Domingo, 22 de noviembre de 2009
Si algo ha demostrado Hugo Chávez es ser un político intuitivo, por
ello, ha logrado mantenerse durante once años en la presidencia de la
república, y ha podido conservar a una “oposición” desarticulada que,
hasta ahora no comprende su rumbo. Independientemente de que use los
recursos del estado para sus propios fines, ha sabido “batallar”
muchas veces, y cuando la disidencia lo ha visto caído, revive de
nuevo con mayores fuerzas. Pero, actualmente, comete el mayor de sus
errores echando por tierra la apreciación inicial, cuando pretende
embarcar a los venezolanos en una guerra con Colombia, o de enviarlos
en calidad de mercenarios a defender otras “revoluciones” en el
continente; igual como lo ha hecho Cuba durante cinco décadas. Esto
parece no gustarles a los venezolanos antípoda a esa revolución
complaciente y permisiva que cada vez se va haciendo más adusta,
represiva, restringiendo hasta las posibilidades de bañarse o de
encender las luces. Eso, no es lo que conciben los compatriotas como
“revolución”, ni es lo que le ofreció Hugo Chávez a sus seguidores
como reivindicación social. A ellos les gusta la abundancia, la vida
fácil, la proliferación de automóviles de lujo, la anarquía, la venta
de cerveza en las calles, hacerse pipi en la vía pública. Estos son
los componentes de la “revolución” que, han transformado las buenas
costumbres del venezolano, junto a la destrucción y el derroche que
observamos en cada movilización oficialista. Cambiar las reglas de la
noche a la mañana, no lo miramos auspicioso para un sector del pueblo
que se acostumbró al libertinaje, a dormir en las plazas y parques y a
hacer cuanto le viniera en ganas. Ni parece obedecer al olfato de Hugo
Chávez, quien conoce las debilidades de este pueblo modificándoles las
normas de conducta. Algo extraño está ocurriendo en el alto gobierno
que, choca con las líneas políticas emanadas desde Cuba. Aquí
“revolución” es relajo y procacidades sin restricciones.
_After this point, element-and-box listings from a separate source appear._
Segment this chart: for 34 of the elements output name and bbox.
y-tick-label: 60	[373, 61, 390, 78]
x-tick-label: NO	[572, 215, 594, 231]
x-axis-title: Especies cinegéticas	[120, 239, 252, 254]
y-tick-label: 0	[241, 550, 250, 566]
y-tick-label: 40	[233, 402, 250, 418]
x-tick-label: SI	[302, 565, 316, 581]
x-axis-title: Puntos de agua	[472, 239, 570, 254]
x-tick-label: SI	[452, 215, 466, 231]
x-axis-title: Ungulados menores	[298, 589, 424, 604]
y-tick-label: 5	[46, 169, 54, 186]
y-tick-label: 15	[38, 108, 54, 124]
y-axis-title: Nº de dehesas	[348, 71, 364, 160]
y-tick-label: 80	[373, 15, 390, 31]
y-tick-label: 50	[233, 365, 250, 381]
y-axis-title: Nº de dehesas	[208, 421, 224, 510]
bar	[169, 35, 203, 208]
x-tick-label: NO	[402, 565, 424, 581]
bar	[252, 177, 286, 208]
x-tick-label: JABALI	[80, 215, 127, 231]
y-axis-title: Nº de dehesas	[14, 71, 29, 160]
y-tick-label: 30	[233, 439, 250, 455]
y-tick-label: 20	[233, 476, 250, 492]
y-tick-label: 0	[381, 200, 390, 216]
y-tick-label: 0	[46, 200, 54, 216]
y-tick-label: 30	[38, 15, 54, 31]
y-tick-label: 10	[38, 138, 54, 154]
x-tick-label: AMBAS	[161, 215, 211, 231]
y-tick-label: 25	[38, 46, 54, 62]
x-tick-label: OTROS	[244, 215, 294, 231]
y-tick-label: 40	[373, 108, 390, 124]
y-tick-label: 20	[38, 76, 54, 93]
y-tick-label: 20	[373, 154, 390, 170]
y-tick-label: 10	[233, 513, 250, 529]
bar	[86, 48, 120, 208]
Distinto a
Cuba donde hay castigo para ciertos delitos, incluyendo por supuesto a
los disidentes políticos, y esto ocurre desde sus comienzos. No es hoy
en día, cuando limitan el uso de la luz y de los servicios básicos;
lamentablemente Cuba se convirtió en una pocilga desde el advenimiento
de Castro al poder. Inversamente con lo que ha sucedido en Venezuela,
donde aparte de malgastar copiosamente el dinero en aras del
“proceso”, se han hecho ciertos repartos “humanitarios” para tratar de
mantener contentos a los individuos de menores de recursos, jugando un
papel fundamental las llamadas “misiones sociales”. La inseguridad es
el producto más elocuente de esta “revolución”, los cacos se sienten
también miembros de ella sin acosos ni represiones; tranquilamente en
Venezuela muere más gente a diario que en una guerra convencional, y
esto lo sabe el mundo entero. Por eso, pensamos que el “proceso” esta
llegando a momentos de definición o de eclosión, no somos únicamente
los afectados por las medidas del régimen quienes lo resistimos, igual
pasa con los propios chavistas, obligados a sacrificar todo lo que
obtuvieron antes de que “escasera” el agua, la luz y lo que falta.
Vendrán tiempos tormentosos, creciendo la escasez, inflación e
inseguridad, unidas en un torbellino demoledor e imparable. Cuando el
pueblo se sienta preso en su propia casa, sonarán las alarmas dentro
del oficialismo, porque ya seguramente no existirán las comunicaciones
entre el régimen y sus partidarios, y éstos se darán cuenta que todo
fue un engaño de grandes dimensiones. Sin sentirse parte de ese
“proceso” que pudo comprarlo casi todo, surgirá la debacle y los seres
que aquí moran y han soportado estoicamente toda clase de vejámenes,
reaccionarán en contra de sus propios guías.
Si no se ha consolidado una disidencia será el momento de ocurrir, aún
de manera inesperada y espontánea, cuando confluya el desespero total
no habrá arenga que pare una acción colectiva. O los venezolanos
tomamos el camino de la unidad y del encuentro, o estaremos pronto
sentados sobre las ruinas de lo que fue este país. No a las guerras y
menos rumbas para que podamos vigorizar un frente emancipador.